Johnson loathed the Whigs. To him they would always be the party of jobbers, snobs, atheists, and opportunists. Whigs made wars and fortunes, as he saw it, to serve themselves. They threatened the supremacy of his church and undermined the already lax morality of the day with their profligacy and indifference to tradition. An old Tory landlord might be ignorant as a hog (see Fielding) but he didn't seem so likely to starve his tenants to pay his tailors' bill or keep his coach. Tories, at least as Johnson saw the matter, lived at least as he did in fear of Hell.

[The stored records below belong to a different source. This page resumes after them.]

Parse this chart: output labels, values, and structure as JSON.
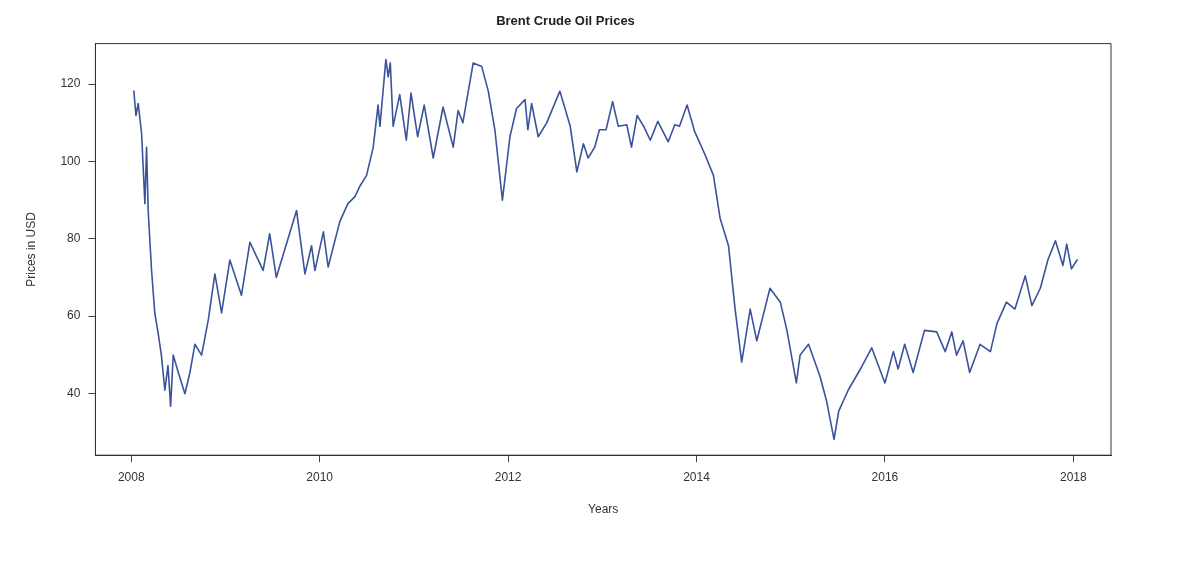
{
  "chart_data": {
    "type": "line",
    "title": "Brent Crude Oil Prices",
    "xlabel": "Years",
    "ylabel": "Prices in USD",
    "xlim": [
      2007.62,
      2018.4
    ],
    "xticks": [
      2008,
      2010,
      2012,
      2014,
      2016,
      2018
    ],
    "ylim": [
      24,
      130.5
    ],
    "yticks": [
      40,
      60,
      80,
      100,
      120
    ],
    "grid": false,
    "legend": false,
    "marker": "none",
    "line_style": "solid",
    "series": [
      {
        "color": "#3a539b",
        "x": [
          2008.028,
          2008.05,
          2008.074,
          2008.11,
          2008.145,
          2008.163,
          2008.18,
          2008.216,
          2008.25,
          2008.287,
          2008.32,
          2008.357,
          2008.39,
          2008.418,
          2008.446,
          2008.5,
          2008.57,
          2008.623,
          2008.676,
          2008.747,
          2008.818,
          2008.888,
          2008.959,
          2009.047,
          2009.17,
          2009.26,
          2009.4,
          2009.47,
          2009.54,
          2009.755,
          2009.844,
          2009.914,
          2009.95,
          2010.04,
          2010.09,
          2010.215,
          2010.3,
          2010.375,
          2010.427,
          2010.498,
          2010.569,
          2010.62,
          2010.64,
          2010.703,
          2010.728,
          2010.75,
          2010.78,
          2010.85,
          2010.92,
          2010.97,
          2011.04,
          2011.11,
          2011.206,
          2011.31,
          2011.418,
          2011.47,
          2011.52,
          2011.63,
          2011.72,
          2011.79,
          2011.86,
          2011.94,
          2012.02,
          2012.09,
          2012.18,
          2012.21,
          2012.25,
          2012.32,
          2012.41,
          2012.55,
          2012.66,
          2012.73,
          2012.8,
          2012.85,
          2012.92,
          2012.97,
          2013.04,
          2013.11,
          2013.17,
          2013.26,
          2013.31,
          2013.37,
          2013.44,
          2013.51,
          2013.59,
          2013.7,
          2013.77,
          2013.82,
          2013.9,
          2013.98,
          2014.09,
          2014.18,
          2014.25,
          2014.34,
          2014.41,
          2014.48,
          2014.57,
          2014.64,
          2014.78,
          2014.89,
          2014.96,
          2015.06,
          2015.1,
          2015.19,
          2015.31,
          2015.38,
          2015.46,
          2015.51,
          2015.61,
          2015.74,
          2015.86,
          2016.0,
          2016.09,
          2016.14,
          2016.21,
          2016.3,
          2016.42,
          2016.55,
          2016.64,
          2016.71,
          2016.76,
          2016.83,
          2016.9,
          2017.01,
          2017.12,
          2017.19,
          2017.29,
          2017.38,
          2017.49,
          2017.56,
          2017.65,
          2017.73,
          2017.81,
          2017.89,
          2017.93,
          2017.98,
          2018.04
        ],
        "values": [
          118.2,
          111.9,
          115,
          107.3,
          89.1,
          103.7,
          87.3,
          71.8,
          60.8,
          55.4,
          49.9,
          40.8,
          47.2,
          36.7,
          49.9,
          45.4,
          39.9,
          45.4,
          52.7,
          49.9,
          59,
          70.9,
          60.8,
          74.5,
          65.4,
          79.1,
          71.8,
          81.3,
          70,
          87.3,
          70.9,
          78.2,
          71.8,
          81.8,
          72.7,
          84.5,
          89.1,
          90.9,
          93.6,
          96.4,
          103.7,
          114.6,
          109.1,
          126.4,
          121.9,
          125.5,
          109.1,
          117.3,
          105.5,
          117.7,
          106.4,
          114.6,
          100.9,
          114.1,
          103.7,
          113.2,
          110,
          125.5,
          124.6,
          118.2,
          108.2,
          90,
          106.4,
          113.7,
          116,
          108.2,
          115,
          106.4,
          110,
          118.2,
          109.1,
          97.3,
          104.6,
          100.9,
          103.7,
          108.2,
          108.2,
          115.5,
          109.1,
          109.5,
          103.7,
          111.9,
          109.1,
          105.5,
          110.4,
          105.1,
          109.5,
          109.1,
          114.6,
          107.8,
          101.8,
          96.4,
          85.4,
          78.2,
          61.8,
          48.1,
          61.8,
          53.6,
          67.2,
          63.6,
          56.3,
          42.7,
          49.9,
          52.7,
          44.5,
          38.1,
          28.1,
          35.4,
          40.8,
          46.3,
          51.8,
          42.7,
          50.8,
          46.3,
          52.7,
          45.4,
          56.3,
          55.9,
          50.8,
          55.9,
          49.9,
          53.6,
          45.4,
          52.7,
          50.8,
          58.1,
          63.6,
          61.8,
          70.4,
          62.7,
          67.2,
          74.5,
          79.5,
          73.1,
          78.6,
          72.2,
          74.5
        ]
      }
    ]
  }
}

Swift tells us that, “It is useless to attempt to reason a man out of a thing he was never reasoned into.” Johnson thought hard, but he believed stubbornly. He saw no evidence for example that Voltaire's atheism ever fed a beggar or that Jefferson's Liberty freed a single slave. For all the elevation of Reason in the Augustan Age of English Letters, outside of what Johnson saw as the need for the individual to do right and good for the sake of his or her immortal soul, reason seemed to him sophistry. Where he saw the need was in the proof, reason in service of stability: in religion, monarchy, poetic form, philosophy, and manners. Necessity and the hope of immortality dictated Reason's right objects so far as Johnson was concerned. Like all true conservatives before and since, Johnson put little faith in either men or innovation. He hoped for better always, with the help of God's grace, but assumed the worst. The evidence of sin as he saw it was all around him, reeking of gin in the gutters and smelling to high heaven of mendacity in the corridors of power, redolent even in the rarified air of a King's court levee.

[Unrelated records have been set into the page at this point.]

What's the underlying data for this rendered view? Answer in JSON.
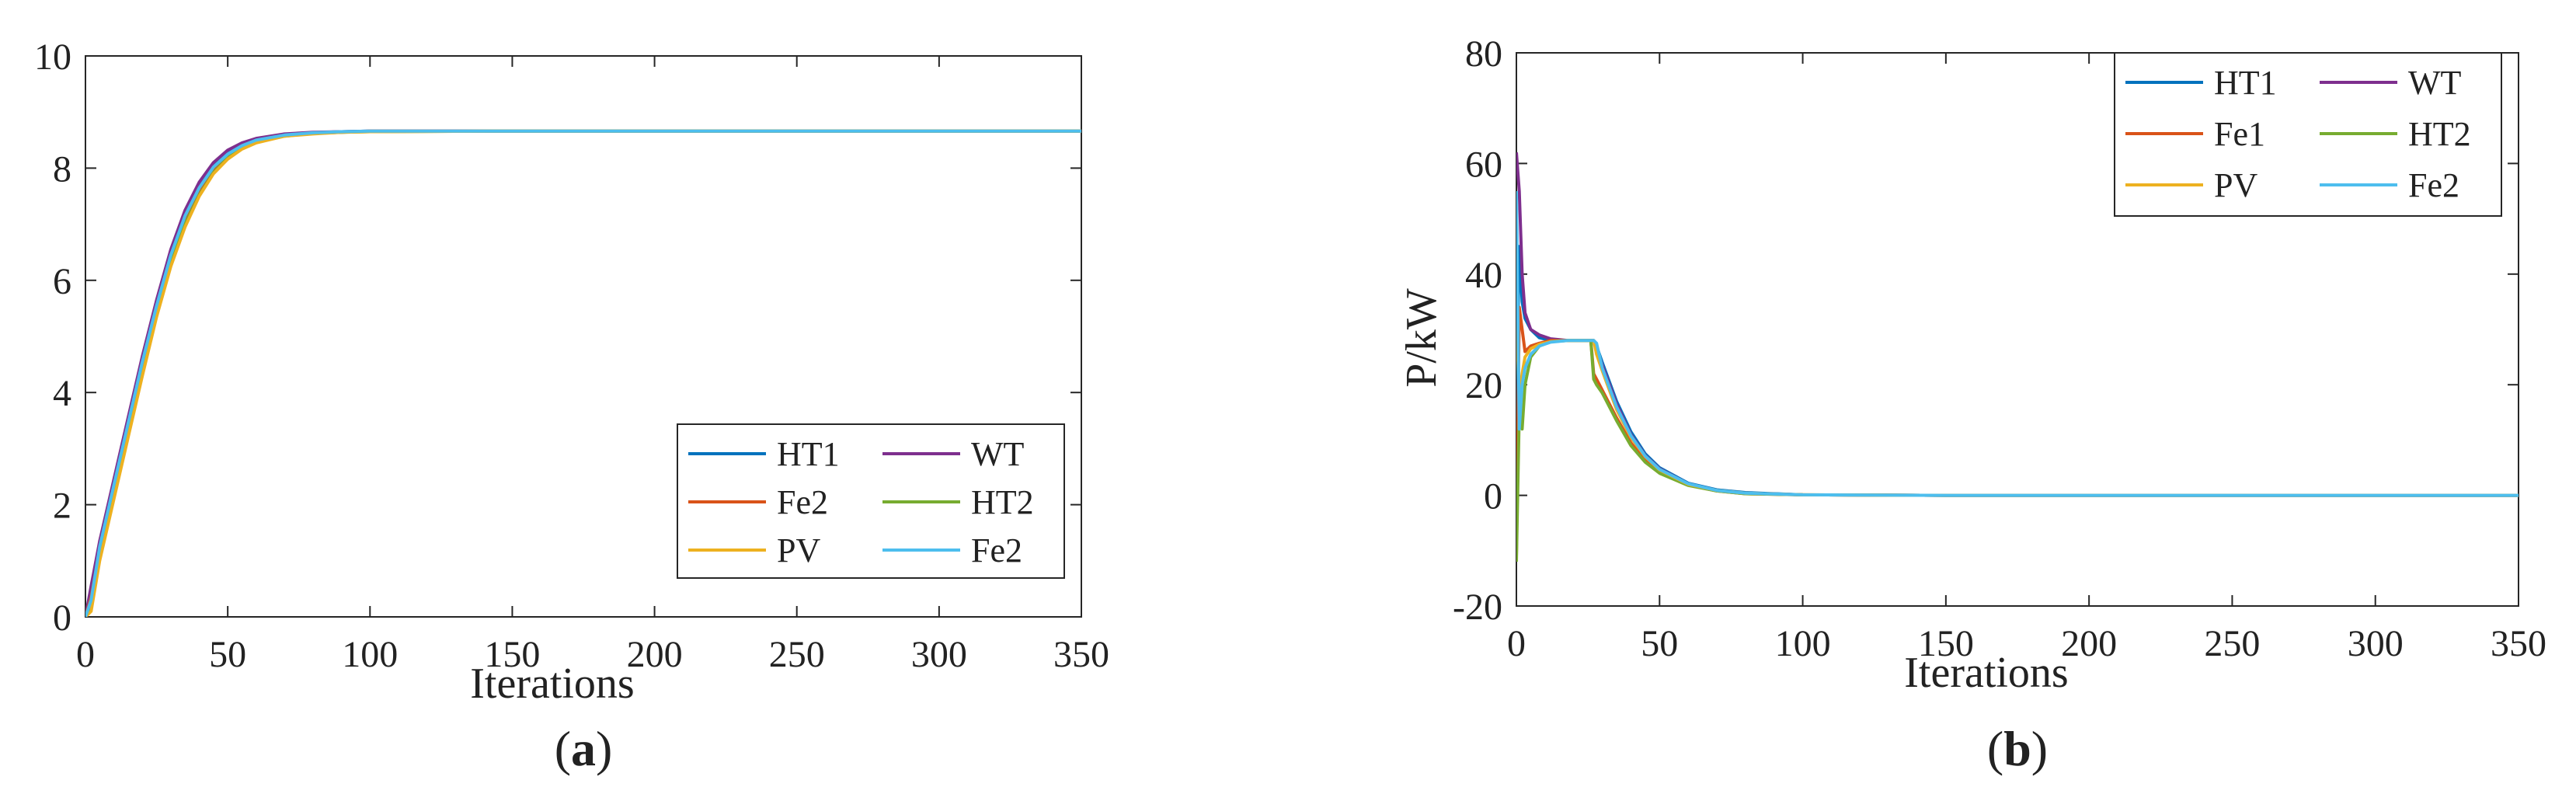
{
  "chart_data": [
    {
      "type": "line",
      "caption": "(a)",
      "caption_letter": "a",
      "title": "",
      "xlabel": "Iterations",
      "ylabel": "",
      "xlim": [
        0,
        350
      ],
      "ylim": [
        0,
        10
      ],
      "xticks": [
        0,
        50,
        100,
        150,
        200,
        250,
        300,
        350
      ],
      "yticks": [
        0,
        2,
        4,
        6,
        8,
        10
      ],
      "grid": false,
      "legend_position": "bottom-right",
      "legend_columns": 2,
      "series": [
        {
          "name": "HT1",
          "color": "#0072BD",
          "x": [
            0,
            2,
            5,
            10,
            15,
            20,
            25,
            30,
            35,
            40,
            45,
            50,
            55,
            60,
            70,
            80,
            90,
            100,
            150,
            200,
            250,
            300,
            350
          ],
          "values": [
            0,
            0.45,
            1.3,
            2.4,
            3.5,
            4.6,
            5.6,
            6.5,
            7.2,
            7.7,
            8.05,
            8.28,
            8.42,
            8.51,
            8.6,
            8.63,
            8.65,
            8.66,
            8.66,
            8.66,
            8.66,
            8.66,
            8.66
          ]
        },
        {
          "name": "WT",
          "color": "#7E2F8E",
          "x": [
            0,
            2,
            5,
            10,
            15,
            20,
            25,
            30,
            35,
            40,
            45,
            50,
            55,
            60,
            70,
            80,
            90,
            100,
            150,
            200,
            250,
            300,
            350
          ],
          "values": [
            0,
            0.55,
            1.35,
            2.45,
            3.55,
            4.65,
            5.65,
            6.55,
            7.25,
            7.75,
            8.1,
            8.32,
            8.45,
            8.53,
            8.61,
            8.64,
            8.65,
            8.66,
            8.66,
            8.66,
            8.66,
            8.66,
            8.66
          ]
        },
        {
          "name": "Fe2",
          "color": "#D95319",
          "x": [
            0,
            2,
            5,
            10,
            15,
            20,
            25,
            30,
            35,
            40,
            45,
            50,
            55,
            60,
            70,
            80,
            90,
            100,
            150,
            200,
            250,
            300,
            350
          ],
          "values": [
            0,
            0.35,
            1.2,
            2.3,
            3.4,
            4.5,
            5.5,
            6.4,
            7.1,
            7.6,
            7.98,
            8.22,
            8.38,
            8.48,
            8.58,
            8.62,
            8.64,
            8.66,
            8.66,
            8.66,
            8.66,
            8.66,
            8.66
          ]
        },
        {
          "name": "HT2",
          "color": "#77AC30",
          "x": [
            0,
            2,
            5,
            10,
            15,
            20,
            25,
            30,
            35,
            40,
            45,
            50,
            55,
            60,
            70,
            80,
            90,
            100,
            150,
            200,
            250,
            300,
            350
          ],
          "values": [
            0,
            0.2,
            1.1,
            2.2,
            3.3,
            4.4,
            5.4,
            6.3,
            7.0,
            7.52,
            7.92,
            8.18,
            8.35,
            8.46,
            8.57,
            8.62,
            8.64,
            8.65,
            8.66,
            8.66,
            8.66,
            8.66,
            8.66
          ]
        },
        {
          "name": "PV",
          "color": "#EDB120",
          "x": [
            0,
            2,
            5,
            10,
            15,
            20,
            25,
            30,
            35,
            40,
            45,
            50,
            55,
            60,
            70,
            80,
            90,
            100,
            150,
            200,
            250,
            300,
            350
          ],
          "values": [
            0,
            0.1,
            1.0,
            2.1,
            3.2,
            4.3,
            5.35,
            6.25,
            6.95,
            7.5,
            7.9,
            8.16,
            8.34,
            8.45,
            8.57,
            8.61,
            8.64,
            8.65,
            8.66,
            8.66,
            8.66,
            8.66,
            8.66
          ]
        },
        {
          "name": "Fe2",
          "color": "#4DBEEE",
          "x": [
            0,
            2,
            5,
            10,
            15,
            20,
            25,
            30,
            35,
            40,
            45,
            50,
            55,
            60,
            70,
            80,
            90,
            100,
            150,
            200,
            250,
            300,
            350
          ],
          "values": [
            0,
            0.3,
            1.25,
            2.35,
            3.45,
            4.55,
            5.55,
            6.45,
            7.15,
            7.65,
            8.02,
            8.25,
            8.4,
            8.5,
            8.59,
            8.63,
            8.65,
            8.66,
            8.66,
            8.66,
            8.66,
            8.66,
            8.66
          ]
        }
      ]
    },
    {
      "type": "line",
      "caption": "(b)",
      "caption_letter": "b",
      "title": "",
      "xlabel": "Iterations",
      "ylabel": "P/kW",
      "xlim": [
        0,
        350
      ],
      "ylim": [
        -20,
        80
      ],
      "xticks": [
        0,
        50,
        100,
        150,
        200,
        250,
        300,
        350
      ],
      "yticks": [
        -20,
        0,
        20,
        40,
        60,
        80
      ],
      "grid": false,
      "legend_position": "top-right",
      "legend_columns": 2,
      "series": [
        {
          "name": "HT1",
          "color": "#0072BD",
          "x": [
            0,
            1,
            2,
            3,
            5,
            8,
            12,
            18,
            26,
            27,
            28,
            30,
            35,
            40,
            45,
            50,
            60,
            70,
            80,
            100,
            150,
            200,
            250,
            300,
            350
          ],
          "values": [
            14,
            45,
            35,
            32,
            30,
            28.5,
            28,
            28,
            28,
            28,
            27,
            24,
            17,
            11.5,
            7.5,
            5,
            2.2,
            1.0,
            0.5,
            0.1,
            0,
            0,
            0,
            0,
            0
          ]
        },
        {
          "name": "WT",
          "color": "#7E2F8E",
          "x": [
            0,
            1,
            2,
            3,
            5,
            8,
            12,
            18,
            26,
            27,
            28,
            30,
            35,
            40,
            45,
            50,
            60,
            70,
            80,
            100,
            150,
            200,
            250,
            300,
            350
          ],
          "values": [
            62,
            55,
            40,
            33,
            30,
            29,
            28.3,
            28,
            28,
            28,
            26.5,
            23.5,
            16.5,
            11,
            7.2,
            4.8,
            2.1,
            0.9,
            0.4,
            0.1,
            0,
            0,
            0,
            0,
            0
          ]
        },
        {
          "name": "Fe1",
          "color": "#D95319",
          "x": [
            0,
            1,
            2,
            3,
            5,
            8,
            12,
            18,
            26,
            27,
            28,
            30,
            35,
            40,
            45,
            50,
            60,
            70,
            80,
            100,
            150,
            200,
            250,
            300,
            350
          ],
          "values": [
            -11,
            34,
            30,
            26,
            27,
            27.5,
            28,
            28,
            28,
            22,
            21,
            19,
            14,
            9.5,
            6.3,
            4.2,
            1.9,
            0.8,
            0.3,
            0.1,
            0,
            0,
            0,
            0,
            0
          ]
        },
        {
          "name": "HT2",
          "color": "#77AC30",
          "x": [
            0,
            1,
            2,
            3,
            5,
            8,
            12,
            18,
            26,
            27,
            28,
            30,
            35,
            40,
            45,
            50,
            60,
            70,
            80,
            100,
            150,
            200,
            250,
            300,
            350
          ],
          "values": [
            -12,
            15,
            12,
            20,
            25,
            27,
            27.8,
            28,
            28,
            21,
            20,
            18.5,
            13.5,
            9,
            6,
            4,
            1.8,
            0.8,
            0.3,
            0.1,
            0,
            0,
            0,
            0,
            0
          ]
        },
        {
          "name": "PV",
          "color": "#EDB120",
          "x": [
            0,
            1,
            2,
            3,
            5,
            8,
            12,
            18,
            26,
            27,
            28,
            30,
            35,
            40,
            45,
            50,
            60,
            70,
            80,
            100,
            150,
            200,
            250,
            300,
            350
          ],
          "values": [
            32,
            18,
            22,
            25,
            26.5,
            27.3,
            27.8,
            28,
            28,
            28,
            25.5,
            22.5,
            15.5,
            10.5,
            7,
            4.6,
            2.0,
            0.9,
            0.4,
            0.1,
            0,
            0,
            0,
            0,
            0
          ]
        },
        {
          "name": "Fe2",
          "color": "#4DBEEE",
          "x": [
            0,
            1,
            2,
            3,
            5,
            8,
            12,
            18,
            26,
            27,
            28,
            30,
            35,
            40,
            45,
            50,
            60,
            70,
            80,
            100,
            150,
            200,
            250,
            300,
            350
          ],
          "values": [
            55,
            12,
            20,
            23,
            25.5,
            27,
            27.7,
            28,
            28,
            28,
            27.5,
            23,
            16,
            10.8,
            7.1,
            4.7,
            2.1,
            0.9,
            0.4,
            0.1,
            0,
            0,
            0,
            0,
            0
          ]
        }
      ]
    }
  ]
}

"Our image of happiness is indissolubly bound up with the image of the past," says Walter Benjamin, and there I think is as near as we may come to a definition of conservatism ancient and modern (and conservationism too, now I come to think of it.) Like most conservatives, Johnson saw little when he peered with his one good eye into the future, anticipating little less than the likelihood of hellfire. That he should have lived to see the likes of Rousseau and Tom Paine preach a new gospel of freedom and progress and the Rights of Man could have caused him nothing but impotent fury. Rascals! Scoundrels! atheists!!! No easy thing to turn an old bear from his way. 

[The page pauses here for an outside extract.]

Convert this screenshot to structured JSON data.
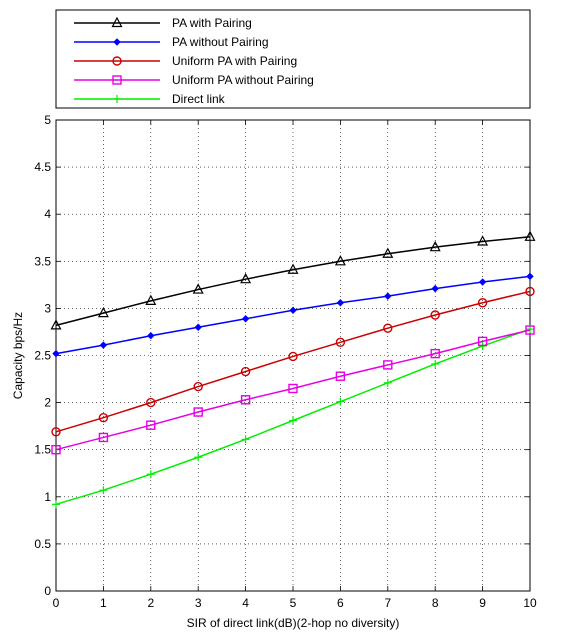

Not just a case of the devil you know, either. Johnson's optimism was concentrated all in the good he found in the people around him, rich and poor, powerful and powerless, genius and blockheads. He believed in the nobility of good breeding and good fortune to safeguard the liberty of the citizen, the stability of a strong Monarch to check and reward the ambitions of good men, and the benevolence of a loving God to show mercy to the most grievous fault and save the sorriest sinner like himself. He also found great solace in the company he kept with his friends, his conscience, and his Savior. This is why he is still easy to love and admire, at least for me and in despite of the fact that I share neither his faith nor what for want of a better word I must call his politics. He reminds me that a good man need not always stand just where I do to see deeply into the hearts and minds of mankind or to leave the world better for his having been in it, if not entirely of it. He would certainly be the first to be glad of good company and always eager to make a friend. Thanks to Boswell's long and most flattering introduction, I cannot help but feel we might all find a friend in Sam Johnson, however little we might like his politics or ever stand just where he stood in that world long gone. There is an alchemy in that unlike any one might find in so common a thing as a novel.

*The year after his great dictionary was published, Johnson was arrested for debt and was forced to apply to the novelist Samuel Richardson for a loan, and not for the first nor the last time. Johnson did not experience any financial security until, age 53, he was granted a pension from the Crown in recognition of his literary achievements.